Subtleties of :type prescription rules - acl2/acl2 GitHub Wiki

Taken from a conversation between Rager and Kaufmann. This should probably be made into a :doc topic at some point (and we should also check that it isn't covered already).

Rager says:

I have a simple type rule that when converted to a :type-prescription rule causes some of my high-level proofs to go out to lunch. My question is: do you think I should care why? In general it seems like type-prescription rules work well -- should I bother to learn the reason that the type-prescription rule is failing to be used in this case? Would such knowledge help me in future proofs?

Here's the rule:

(defrule ash-natp-type :short "Ash returns a natp when given a natp for x" (implies (natp x) (natp (ash x y))))

BTW, natp is disabled.

Matt says:

That's a good question, but I'm not sure I have a particularly good (complete) answer. Here are some thoughts. It might be helpful for you to send the question to acl2-help. Feel free to include my reply if you like, in case it triggers a helpful thought in someone.

I'm assuming from your wording that "out to lunch" is being caused because rules are no longer being applied. If "out to lunch" is instead caused by excessive application of type-prescription rules, that's another story.

I think it's a good goal to use a type-prescription rule here, since there might be cases where knowing (natp (ash x y)) is helpful but no natp call is present. In particular, this could happen when linear arithmetic cares whether (ash x y) is rational.

One thing you could do -- I think I often have done this -- is to force hypotheses on such type-prescription rules, IF you believe that they'll always be true. Of course (ash x y) might occur where you've only assumed (integerp x), say, and then the forced hypothesis wouldn't be provable. But I'm guessing that you're dealing with natural numbers, in which case forcing (natp x) might be good.

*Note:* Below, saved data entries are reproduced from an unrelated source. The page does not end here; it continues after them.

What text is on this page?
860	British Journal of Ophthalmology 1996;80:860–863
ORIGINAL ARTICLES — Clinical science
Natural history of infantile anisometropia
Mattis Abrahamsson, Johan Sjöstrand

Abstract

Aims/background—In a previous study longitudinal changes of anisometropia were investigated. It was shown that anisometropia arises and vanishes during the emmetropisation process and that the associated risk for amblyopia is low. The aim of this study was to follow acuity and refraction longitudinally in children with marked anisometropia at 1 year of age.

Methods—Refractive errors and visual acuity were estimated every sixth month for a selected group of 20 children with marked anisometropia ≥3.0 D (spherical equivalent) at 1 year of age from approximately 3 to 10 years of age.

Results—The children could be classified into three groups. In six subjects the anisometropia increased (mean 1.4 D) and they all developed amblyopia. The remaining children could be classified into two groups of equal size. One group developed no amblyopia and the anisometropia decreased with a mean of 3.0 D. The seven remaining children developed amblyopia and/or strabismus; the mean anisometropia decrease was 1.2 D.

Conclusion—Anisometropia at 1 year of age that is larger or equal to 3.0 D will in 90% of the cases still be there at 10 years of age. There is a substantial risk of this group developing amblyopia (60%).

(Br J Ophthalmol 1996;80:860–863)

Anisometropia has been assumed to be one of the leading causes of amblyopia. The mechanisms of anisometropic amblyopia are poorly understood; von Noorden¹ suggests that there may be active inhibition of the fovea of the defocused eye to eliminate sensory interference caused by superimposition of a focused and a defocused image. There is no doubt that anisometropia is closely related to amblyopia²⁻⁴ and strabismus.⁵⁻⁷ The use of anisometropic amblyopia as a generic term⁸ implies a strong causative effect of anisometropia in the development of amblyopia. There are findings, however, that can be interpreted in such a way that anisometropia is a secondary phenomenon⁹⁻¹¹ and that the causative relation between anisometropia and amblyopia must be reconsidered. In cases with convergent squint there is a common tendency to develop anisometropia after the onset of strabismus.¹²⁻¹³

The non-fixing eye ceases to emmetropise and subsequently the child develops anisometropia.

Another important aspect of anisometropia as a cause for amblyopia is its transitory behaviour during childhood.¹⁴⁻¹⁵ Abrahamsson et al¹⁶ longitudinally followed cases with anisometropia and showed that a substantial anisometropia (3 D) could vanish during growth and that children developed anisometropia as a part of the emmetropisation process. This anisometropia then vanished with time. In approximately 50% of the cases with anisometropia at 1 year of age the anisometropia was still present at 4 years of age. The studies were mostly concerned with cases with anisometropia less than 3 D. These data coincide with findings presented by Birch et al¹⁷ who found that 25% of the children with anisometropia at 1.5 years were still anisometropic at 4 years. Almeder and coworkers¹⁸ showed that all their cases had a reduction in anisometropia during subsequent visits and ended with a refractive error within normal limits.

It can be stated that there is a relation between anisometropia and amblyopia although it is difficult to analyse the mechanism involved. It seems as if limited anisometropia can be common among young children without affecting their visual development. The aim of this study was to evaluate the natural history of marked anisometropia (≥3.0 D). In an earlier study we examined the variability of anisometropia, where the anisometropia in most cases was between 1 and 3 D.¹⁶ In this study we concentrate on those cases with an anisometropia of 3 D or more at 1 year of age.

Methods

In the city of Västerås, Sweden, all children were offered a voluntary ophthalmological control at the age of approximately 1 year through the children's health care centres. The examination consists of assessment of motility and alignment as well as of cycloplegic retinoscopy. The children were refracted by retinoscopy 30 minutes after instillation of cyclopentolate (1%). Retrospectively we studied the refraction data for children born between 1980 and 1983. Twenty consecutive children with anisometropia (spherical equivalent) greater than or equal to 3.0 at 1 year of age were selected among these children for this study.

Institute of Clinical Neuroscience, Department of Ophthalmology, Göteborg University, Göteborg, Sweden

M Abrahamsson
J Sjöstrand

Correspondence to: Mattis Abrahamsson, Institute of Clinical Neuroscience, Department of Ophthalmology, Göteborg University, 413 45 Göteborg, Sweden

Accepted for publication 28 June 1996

The reason forcing could help is that you might have other natp rules around that aren't type-prescription rules. For example, suppose we have this rule, natp-foo:

(natp (foo x))

Now suppose ACL2 encounters the term (ash (foo a) b). With your new type-prescription rule ash-natp-type, the hypothesis (natp (foo a)) would need to be relieved using only type-set reasoning, not rewriting. If natp-foo is a type-prescription rule, it will be used to relieve that hypothesis, but not if natp-foo is a rewrite rule.

Suppose natp-foo is a rewrite rule and you haven't yet discovered why ash-natp-type fails to fire. If you instead had this (pardon the probably-bad syntax)

(defrule ash-natp-type :short "Ash returns a natp when given a natp for x" (implies (force (natp x)) (natp (ash x y))) :rule-classes :type-prescription)

then natp-foo would apply in the forcing round. When you see that happen, you can say "OOOOH, let's make natp-foo a :type-prescription rule", and maybe then you won't even need the FORCE call above.

Rager says:

Great answer. I suspect this is the underlying cause of my "problem":

"The reason forcing could help is that you might have other natp rules around that aren't type-prescription rules."

In your response, was the following a typo? I thought the point was that without the force, the rule wouldn't be able to apply.

"and maybe then you won't even need the FORCE call above."

Matt says:

Nope, that wasn't a typo. My point was that once you decide to make natp-foo a type-prescription rule, it will be used in relieving the hypothesis of ash-natp-type in the manner I described, avoiding the creation of a forcing round to deal with that. Does that make sense?

Rager says:

The moral of the story is: always make natp rules have at least the :type-prescription rule class (also having them as rewrite rules may not hurt too much)!

This will be good, as I can go through and search my codebase for natp rules that aren't type-prescription rules.